You might try caching the hash value better by creating a new subclass of basic_string that remembers its hash value, if the value gets calculated too often. hash_map should be doing that internally, though.
1 Comment
I did a little searching, and funny thing, Paul Larson's little algorithm showed up here http://www.strchr.com/hash_functions as having the least collisions of any tested in a number of conditions, and it's very fast for one that it's unrolled or table driven.
Larson's being the simple multiply by 101 and add loop above.
Comments
1 Comment
From Hash Functions all the way down:
MurmurHash got quite popular, at least in game developer circles, as a “general hash function”.
It’s a fine choice, but let’s see later if we can generally do better. Another fine choice, especially if you know more about your data than “it’s gonna be an unknown number of bytes”, is to roll your own (e.g. see Won Chun’s replies, or Rune’s modified xxHash/Murmur that are specialized for 4-byte keys etc.). If you know your data, always try to see whether that knowledge can be used for good effect!
Without more information I would recommend MurmurHash as a general purpose non-cryptographic hash function. For small strings (of the size of the average identifier in programs) the very simple and famous djb2 and FNV are very good.

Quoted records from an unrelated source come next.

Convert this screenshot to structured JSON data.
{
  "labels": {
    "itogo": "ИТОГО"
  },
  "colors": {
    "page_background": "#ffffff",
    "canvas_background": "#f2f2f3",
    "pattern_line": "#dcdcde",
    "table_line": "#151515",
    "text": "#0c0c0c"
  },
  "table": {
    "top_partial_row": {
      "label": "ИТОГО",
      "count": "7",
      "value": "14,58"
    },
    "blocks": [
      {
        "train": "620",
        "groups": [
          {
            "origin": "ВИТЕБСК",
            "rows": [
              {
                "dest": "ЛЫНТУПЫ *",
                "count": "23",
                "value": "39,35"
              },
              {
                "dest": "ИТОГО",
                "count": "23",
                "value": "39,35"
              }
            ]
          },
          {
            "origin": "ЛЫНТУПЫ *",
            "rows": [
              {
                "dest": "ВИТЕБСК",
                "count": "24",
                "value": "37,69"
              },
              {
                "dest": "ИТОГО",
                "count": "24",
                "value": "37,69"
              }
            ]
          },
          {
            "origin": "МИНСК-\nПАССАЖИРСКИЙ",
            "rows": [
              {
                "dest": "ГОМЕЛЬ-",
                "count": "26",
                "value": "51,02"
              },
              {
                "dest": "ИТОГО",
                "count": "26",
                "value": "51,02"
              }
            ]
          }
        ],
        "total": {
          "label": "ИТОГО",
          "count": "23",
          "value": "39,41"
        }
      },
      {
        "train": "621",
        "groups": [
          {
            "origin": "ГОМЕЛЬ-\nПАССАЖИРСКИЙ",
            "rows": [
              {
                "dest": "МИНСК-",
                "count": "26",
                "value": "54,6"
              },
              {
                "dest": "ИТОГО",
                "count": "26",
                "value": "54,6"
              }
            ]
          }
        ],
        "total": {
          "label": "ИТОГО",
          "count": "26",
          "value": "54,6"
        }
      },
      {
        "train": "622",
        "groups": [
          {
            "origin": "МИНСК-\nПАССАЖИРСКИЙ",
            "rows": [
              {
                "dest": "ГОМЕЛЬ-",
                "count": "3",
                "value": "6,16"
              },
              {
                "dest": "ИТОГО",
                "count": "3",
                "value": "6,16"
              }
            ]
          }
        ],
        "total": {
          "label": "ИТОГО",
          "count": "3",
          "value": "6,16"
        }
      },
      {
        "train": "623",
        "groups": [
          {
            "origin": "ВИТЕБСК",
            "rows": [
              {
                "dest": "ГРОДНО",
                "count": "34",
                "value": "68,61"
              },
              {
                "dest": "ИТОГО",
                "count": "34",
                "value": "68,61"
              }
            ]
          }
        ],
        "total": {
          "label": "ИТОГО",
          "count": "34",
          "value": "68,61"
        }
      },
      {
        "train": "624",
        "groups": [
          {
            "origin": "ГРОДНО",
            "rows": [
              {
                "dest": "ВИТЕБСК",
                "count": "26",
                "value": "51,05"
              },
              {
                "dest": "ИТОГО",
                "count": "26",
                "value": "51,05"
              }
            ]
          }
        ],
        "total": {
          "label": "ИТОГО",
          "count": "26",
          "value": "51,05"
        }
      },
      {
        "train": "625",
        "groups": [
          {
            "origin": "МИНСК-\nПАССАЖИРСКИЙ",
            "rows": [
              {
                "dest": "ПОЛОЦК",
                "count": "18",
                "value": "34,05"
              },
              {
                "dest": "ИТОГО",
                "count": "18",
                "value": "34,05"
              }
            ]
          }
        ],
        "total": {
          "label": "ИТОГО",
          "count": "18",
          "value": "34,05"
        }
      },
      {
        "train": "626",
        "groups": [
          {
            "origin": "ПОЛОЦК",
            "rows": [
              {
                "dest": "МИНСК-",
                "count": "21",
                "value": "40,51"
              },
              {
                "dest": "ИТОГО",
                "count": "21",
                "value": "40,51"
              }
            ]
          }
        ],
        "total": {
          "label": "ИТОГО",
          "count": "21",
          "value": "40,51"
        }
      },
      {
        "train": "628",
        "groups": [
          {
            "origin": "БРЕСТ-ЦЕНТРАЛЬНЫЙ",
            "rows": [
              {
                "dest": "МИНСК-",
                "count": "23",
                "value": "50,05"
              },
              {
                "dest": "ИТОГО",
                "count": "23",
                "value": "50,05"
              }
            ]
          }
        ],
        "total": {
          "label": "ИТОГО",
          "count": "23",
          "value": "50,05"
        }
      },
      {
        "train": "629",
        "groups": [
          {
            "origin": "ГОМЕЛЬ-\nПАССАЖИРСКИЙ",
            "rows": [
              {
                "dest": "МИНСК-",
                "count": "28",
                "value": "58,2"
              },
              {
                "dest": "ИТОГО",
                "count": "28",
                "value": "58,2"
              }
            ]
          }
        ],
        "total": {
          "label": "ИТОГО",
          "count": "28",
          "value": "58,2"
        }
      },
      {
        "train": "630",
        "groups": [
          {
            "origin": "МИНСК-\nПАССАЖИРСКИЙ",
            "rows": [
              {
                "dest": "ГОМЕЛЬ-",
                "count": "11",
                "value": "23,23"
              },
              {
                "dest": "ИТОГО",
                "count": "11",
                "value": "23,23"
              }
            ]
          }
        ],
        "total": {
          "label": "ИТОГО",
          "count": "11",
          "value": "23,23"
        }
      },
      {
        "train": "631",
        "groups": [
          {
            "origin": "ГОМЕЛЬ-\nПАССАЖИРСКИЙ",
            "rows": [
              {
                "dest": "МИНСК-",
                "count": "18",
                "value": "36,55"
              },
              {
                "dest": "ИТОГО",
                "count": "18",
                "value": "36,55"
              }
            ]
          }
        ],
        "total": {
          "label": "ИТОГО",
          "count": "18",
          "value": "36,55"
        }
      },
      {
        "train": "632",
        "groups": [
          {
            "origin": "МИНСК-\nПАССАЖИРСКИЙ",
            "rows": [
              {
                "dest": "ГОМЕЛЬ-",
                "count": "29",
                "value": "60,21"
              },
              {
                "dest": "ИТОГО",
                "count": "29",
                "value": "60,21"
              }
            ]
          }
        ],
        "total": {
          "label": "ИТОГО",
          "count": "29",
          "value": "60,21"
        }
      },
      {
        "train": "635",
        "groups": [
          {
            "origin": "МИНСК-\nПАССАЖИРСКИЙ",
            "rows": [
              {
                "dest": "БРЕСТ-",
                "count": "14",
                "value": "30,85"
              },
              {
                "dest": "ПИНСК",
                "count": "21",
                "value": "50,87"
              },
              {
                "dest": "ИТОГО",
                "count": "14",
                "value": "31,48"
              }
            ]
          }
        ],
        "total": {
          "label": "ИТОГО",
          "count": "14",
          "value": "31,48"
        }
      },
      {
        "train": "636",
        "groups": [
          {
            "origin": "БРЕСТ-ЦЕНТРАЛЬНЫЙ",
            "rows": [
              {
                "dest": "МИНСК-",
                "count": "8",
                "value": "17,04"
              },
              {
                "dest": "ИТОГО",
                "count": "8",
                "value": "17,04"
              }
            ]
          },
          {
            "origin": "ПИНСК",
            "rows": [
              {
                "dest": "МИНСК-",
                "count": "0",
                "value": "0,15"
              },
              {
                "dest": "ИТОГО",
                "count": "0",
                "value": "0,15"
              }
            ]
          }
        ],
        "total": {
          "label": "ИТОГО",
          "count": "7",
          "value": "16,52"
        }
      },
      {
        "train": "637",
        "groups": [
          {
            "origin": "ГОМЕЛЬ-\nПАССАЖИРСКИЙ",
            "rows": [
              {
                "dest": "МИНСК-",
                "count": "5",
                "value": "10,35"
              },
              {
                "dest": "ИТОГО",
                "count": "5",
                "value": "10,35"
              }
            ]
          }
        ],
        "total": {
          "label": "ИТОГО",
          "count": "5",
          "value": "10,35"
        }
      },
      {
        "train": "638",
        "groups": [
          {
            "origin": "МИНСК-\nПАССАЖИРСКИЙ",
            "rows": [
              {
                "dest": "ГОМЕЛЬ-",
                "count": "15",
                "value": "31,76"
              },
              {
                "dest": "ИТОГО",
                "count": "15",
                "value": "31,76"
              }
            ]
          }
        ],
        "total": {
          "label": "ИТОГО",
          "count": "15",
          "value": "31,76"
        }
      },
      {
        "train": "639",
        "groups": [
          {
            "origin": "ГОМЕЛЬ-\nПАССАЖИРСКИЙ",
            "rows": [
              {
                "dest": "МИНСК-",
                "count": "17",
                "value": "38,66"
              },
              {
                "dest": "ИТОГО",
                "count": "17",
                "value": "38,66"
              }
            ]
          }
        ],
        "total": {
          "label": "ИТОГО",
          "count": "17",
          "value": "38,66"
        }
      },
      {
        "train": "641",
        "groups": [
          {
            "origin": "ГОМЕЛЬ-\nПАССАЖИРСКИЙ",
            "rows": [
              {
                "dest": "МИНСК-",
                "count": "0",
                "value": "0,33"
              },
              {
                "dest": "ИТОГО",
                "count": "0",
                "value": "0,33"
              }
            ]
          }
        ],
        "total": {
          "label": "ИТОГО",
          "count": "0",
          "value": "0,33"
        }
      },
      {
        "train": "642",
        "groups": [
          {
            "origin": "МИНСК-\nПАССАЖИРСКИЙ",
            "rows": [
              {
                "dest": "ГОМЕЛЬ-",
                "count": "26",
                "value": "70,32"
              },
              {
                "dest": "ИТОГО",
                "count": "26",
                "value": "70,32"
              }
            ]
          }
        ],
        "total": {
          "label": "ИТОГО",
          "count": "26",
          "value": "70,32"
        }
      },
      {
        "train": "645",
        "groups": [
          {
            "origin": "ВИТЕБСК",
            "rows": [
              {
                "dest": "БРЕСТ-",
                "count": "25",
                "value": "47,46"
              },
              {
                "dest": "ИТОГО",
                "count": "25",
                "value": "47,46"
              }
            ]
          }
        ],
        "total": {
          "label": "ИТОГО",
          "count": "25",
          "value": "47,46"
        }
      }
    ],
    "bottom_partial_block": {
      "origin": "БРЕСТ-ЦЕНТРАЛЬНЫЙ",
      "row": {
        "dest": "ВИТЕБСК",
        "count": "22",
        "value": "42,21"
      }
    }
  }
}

Here (data sizes < 10 bytes) we can see that the ILP smartness of other algorithms does not get to show itself, and the super-simplicity of FNV or djb2 win in performance.
djb2
unsigned long
hash(unsigned char *str)
{
unsigned long hash = 5381;
int c;
while (c = *str++)
hash = ((hash << 5) + hash) + c; /* hash * 33 + c */
return hash;
}
FNV-1
hash = FNV_offset_basis
for each byte_of_data to be hashed
hash = hash × FNV_prime
hash = hash XOR byte_of_data
return hash
FNV-1A
hash = FNV_offset_basis
for each byte_of_data to be hashed
hash = hash XOR byte_of_data
hash = hash × FNV_prime
return hash
A note about security and availability
Hash functions can make your code vulnerable to denial-of-service attacks. If an attacker is able to force your server to handle too many collisions, your server may not be able to cope with requests.
Some hash functions like MurmurHash accept a seed that you can provide to drastically reduce the ability of attackers to predict the hashes your server software is generating. Keep that in mind.